Dhada’s first monograph Warriors at Work was reviewed as a landmark study in the field of Luso-African revolutionary warfare, “a vigorously revisionist work grounded in archival sources.”
Diane Johnson
California State University, San Bernardino (associate professor)
Diane Johnson is associate professor of history and ethnic studies at California State University, San Bernardino and the current chair of the Department of Ethnic Studies. She received her MA and PhD from the University of California Davis and specializes in the history of race and ethnicity in the United States, political activism, and oral history. She recently published her first monograph, Seattle in Coalition: Multiracial Alliances, Labor Politics, and Transnational Activism in the Pacific Northwest, 1970-1999 with the University of North Carolina Press in 2023. This work chronicles the history of Black, Native American, Chicanx, and Asian American labor and political activists stemming from Seattle. More specifically, she examines how activists built coalitions across ethnic, regional and international lines, challenging racial inequalities, capitalist labor systems, and globalization.
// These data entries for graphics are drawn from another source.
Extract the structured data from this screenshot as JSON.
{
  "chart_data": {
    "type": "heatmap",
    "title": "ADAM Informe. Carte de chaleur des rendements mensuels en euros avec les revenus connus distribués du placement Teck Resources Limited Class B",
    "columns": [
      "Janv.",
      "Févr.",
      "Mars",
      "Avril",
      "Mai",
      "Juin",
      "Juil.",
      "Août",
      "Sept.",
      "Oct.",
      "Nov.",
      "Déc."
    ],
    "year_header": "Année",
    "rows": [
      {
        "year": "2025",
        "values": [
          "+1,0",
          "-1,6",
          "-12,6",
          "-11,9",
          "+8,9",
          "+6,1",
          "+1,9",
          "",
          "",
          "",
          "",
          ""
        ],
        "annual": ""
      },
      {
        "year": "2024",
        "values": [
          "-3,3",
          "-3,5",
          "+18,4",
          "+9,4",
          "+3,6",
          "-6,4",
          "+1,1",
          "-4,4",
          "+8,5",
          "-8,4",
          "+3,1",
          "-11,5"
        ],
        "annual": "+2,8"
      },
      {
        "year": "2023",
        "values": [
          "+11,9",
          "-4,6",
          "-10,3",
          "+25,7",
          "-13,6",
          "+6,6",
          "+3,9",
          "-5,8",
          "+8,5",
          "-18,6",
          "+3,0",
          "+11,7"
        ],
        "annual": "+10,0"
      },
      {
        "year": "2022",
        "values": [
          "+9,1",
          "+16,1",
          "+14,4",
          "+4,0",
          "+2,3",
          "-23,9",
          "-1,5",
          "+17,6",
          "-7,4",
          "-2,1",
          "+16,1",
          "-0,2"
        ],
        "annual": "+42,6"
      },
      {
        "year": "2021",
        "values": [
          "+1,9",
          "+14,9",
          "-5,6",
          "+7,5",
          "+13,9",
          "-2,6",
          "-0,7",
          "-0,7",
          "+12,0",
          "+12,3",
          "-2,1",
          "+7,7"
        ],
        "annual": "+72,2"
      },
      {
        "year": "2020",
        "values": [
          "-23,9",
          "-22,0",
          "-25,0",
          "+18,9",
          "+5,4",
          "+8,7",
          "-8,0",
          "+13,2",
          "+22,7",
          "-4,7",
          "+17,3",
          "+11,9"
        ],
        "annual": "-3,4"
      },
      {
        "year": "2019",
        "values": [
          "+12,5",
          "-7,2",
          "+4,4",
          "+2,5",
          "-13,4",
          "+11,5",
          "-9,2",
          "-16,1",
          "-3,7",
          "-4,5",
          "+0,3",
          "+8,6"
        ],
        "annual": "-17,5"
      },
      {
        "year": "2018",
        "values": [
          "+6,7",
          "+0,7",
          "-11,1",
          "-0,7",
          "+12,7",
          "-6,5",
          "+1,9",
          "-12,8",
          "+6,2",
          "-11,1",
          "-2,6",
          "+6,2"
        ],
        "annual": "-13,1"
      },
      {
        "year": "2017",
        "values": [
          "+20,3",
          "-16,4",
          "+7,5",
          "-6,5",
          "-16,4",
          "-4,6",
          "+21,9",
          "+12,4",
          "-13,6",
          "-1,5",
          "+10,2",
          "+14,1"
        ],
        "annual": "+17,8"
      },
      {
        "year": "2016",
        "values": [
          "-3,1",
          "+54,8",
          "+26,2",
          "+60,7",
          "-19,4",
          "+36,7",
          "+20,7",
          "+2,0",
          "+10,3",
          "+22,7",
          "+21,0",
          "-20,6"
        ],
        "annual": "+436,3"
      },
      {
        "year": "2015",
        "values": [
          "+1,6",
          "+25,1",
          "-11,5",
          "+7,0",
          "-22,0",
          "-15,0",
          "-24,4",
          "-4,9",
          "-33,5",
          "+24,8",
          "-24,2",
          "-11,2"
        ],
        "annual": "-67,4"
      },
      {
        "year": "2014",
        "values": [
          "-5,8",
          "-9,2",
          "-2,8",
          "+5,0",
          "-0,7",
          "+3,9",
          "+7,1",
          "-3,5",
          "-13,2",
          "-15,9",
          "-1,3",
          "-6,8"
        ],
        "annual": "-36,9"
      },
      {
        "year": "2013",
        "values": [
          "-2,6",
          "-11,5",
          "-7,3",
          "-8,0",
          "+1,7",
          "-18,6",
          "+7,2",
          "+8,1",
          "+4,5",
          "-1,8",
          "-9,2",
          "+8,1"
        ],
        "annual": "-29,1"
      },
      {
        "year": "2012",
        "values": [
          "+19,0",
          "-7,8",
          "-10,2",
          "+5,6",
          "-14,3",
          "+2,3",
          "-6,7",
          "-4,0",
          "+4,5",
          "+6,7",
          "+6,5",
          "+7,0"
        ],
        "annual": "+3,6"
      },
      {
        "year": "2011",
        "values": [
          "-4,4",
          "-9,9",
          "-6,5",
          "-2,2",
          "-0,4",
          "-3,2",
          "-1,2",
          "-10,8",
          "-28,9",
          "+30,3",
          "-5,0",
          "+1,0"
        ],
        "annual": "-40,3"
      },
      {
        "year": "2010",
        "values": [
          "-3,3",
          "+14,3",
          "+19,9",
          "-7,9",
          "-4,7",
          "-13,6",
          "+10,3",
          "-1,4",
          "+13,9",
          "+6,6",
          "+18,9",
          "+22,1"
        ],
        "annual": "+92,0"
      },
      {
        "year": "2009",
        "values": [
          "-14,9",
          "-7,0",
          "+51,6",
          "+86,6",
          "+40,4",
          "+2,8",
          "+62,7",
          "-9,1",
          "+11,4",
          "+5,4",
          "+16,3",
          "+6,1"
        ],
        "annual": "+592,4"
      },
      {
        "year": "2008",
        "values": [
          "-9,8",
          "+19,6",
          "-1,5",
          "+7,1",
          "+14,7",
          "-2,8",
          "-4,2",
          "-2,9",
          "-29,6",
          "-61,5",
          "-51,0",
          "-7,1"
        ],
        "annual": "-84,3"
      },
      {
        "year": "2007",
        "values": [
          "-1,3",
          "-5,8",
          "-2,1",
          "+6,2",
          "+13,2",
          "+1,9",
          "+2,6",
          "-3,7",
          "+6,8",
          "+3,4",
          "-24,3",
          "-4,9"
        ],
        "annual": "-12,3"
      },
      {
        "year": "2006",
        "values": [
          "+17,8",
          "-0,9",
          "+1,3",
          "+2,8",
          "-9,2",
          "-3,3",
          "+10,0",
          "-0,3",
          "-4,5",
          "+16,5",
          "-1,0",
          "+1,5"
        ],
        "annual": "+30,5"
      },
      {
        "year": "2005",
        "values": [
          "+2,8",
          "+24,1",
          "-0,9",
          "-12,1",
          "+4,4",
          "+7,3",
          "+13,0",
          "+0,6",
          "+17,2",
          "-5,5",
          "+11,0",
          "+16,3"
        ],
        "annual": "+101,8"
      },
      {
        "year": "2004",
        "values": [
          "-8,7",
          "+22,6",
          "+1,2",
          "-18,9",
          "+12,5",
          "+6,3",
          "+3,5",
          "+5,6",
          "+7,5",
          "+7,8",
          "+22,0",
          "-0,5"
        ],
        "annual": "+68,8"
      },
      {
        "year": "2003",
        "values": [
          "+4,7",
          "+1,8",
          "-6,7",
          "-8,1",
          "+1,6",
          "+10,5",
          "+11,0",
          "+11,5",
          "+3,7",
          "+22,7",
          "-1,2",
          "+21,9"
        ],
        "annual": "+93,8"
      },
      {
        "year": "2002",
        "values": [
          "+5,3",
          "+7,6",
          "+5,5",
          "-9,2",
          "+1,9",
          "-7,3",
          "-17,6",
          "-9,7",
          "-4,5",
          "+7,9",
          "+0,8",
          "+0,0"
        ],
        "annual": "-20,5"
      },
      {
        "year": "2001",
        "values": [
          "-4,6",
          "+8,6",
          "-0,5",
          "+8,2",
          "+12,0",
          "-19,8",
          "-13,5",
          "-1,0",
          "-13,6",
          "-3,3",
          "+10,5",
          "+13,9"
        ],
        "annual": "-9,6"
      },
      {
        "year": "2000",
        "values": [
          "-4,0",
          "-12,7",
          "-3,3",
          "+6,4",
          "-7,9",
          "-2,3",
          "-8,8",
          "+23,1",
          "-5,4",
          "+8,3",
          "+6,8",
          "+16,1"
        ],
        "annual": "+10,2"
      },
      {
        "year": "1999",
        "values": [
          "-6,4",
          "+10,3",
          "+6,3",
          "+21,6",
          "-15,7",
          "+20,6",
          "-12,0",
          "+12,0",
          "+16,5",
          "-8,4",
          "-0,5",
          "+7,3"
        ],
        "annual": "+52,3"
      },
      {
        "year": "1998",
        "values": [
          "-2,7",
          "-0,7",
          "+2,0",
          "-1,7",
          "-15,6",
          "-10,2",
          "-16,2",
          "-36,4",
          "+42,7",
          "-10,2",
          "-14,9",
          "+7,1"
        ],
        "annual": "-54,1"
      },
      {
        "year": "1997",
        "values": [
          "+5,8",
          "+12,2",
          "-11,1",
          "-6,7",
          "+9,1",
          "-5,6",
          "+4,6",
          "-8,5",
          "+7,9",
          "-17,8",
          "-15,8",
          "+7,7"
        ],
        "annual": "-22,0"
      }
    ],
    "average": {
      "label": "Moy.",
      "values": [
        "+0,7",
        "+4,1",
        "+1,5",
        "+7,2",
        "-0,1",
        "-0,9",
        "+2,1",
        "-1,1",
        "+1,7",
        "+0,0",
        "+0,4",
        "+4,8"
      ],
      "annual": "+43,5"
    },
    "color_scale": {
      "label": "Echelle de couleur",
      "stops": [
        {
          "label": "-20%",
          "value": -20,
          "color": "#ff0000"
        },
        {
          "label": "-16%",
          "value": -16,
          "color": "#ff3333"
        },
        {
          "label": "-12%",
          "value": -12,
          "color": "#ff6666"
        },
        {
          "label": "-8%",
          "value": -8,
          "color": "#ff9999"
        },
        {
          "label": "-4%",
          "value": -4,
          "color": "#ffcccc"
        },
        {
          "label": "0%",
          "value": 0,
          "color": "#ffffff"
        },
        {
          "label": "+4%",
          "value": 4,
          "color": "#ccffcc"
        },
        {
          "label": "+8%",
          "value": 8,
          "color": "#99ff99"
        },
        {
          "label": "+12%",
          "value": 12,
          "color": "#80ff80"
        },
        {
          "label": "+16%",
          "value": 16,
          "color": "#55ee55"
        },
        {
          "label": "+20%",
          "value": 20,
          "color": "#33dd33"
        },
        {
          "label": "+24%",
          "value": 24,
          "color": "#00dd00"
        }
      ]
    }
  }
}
Nominating Committee (vote for one)
Amrit Deol
California State University, Fresno (assistant professor)
Amrit Deol is an assistant professor of Asian American studies at California State University, Fresno. Prior to coming to Fresno State, she received her PhD in interdisciplinary humanities from the University of California, Merced. Her current book project Waves of Revolution: Interrogations of Sikh Political and Spiritual Subjectivities in Punjab and the American West explores the intellectual history of non-secular traditions in the Ghadar Party in the early twentieth century. More broadly, she is interested in the intersections of race, religion, empire, and anticolonial practices in Punjab and the American West. She has published in Sikh Formations, the Journal of Punjab Studies, and the Ethnic Studies Review and is currently serving on the Book Review Editorial team for Sikh Formations.
Génesis Lara
University of California, Irvine (assistant professor)
Génesis Lara is an assistant professor of Chicano/Latino studies at the University of California, Irvine. She explores the ways Afro-Dominican women challenged state sanctioned violence during the 1960s and 1970s in the Dominican Republic and the United States. Specifically, Lara studies the ways Dominican women mobilized grief and human rights advocacy to challenge and bear witness to the effects of state sponsored violence in the Dominican Republic and in the United States. Her work has been supported by the Tinker Foundation and several other institutional awards, and has been published in Estudios Sociales. Lara earned her bachelor’s at the University of Florida and Ph.D. at UC Davis, both in Caribbean history with a concentration in African Diasporic Studies. Génesis Lara recently completed a postdoctoral fellowship at Boston University in collaboration with the National Archives.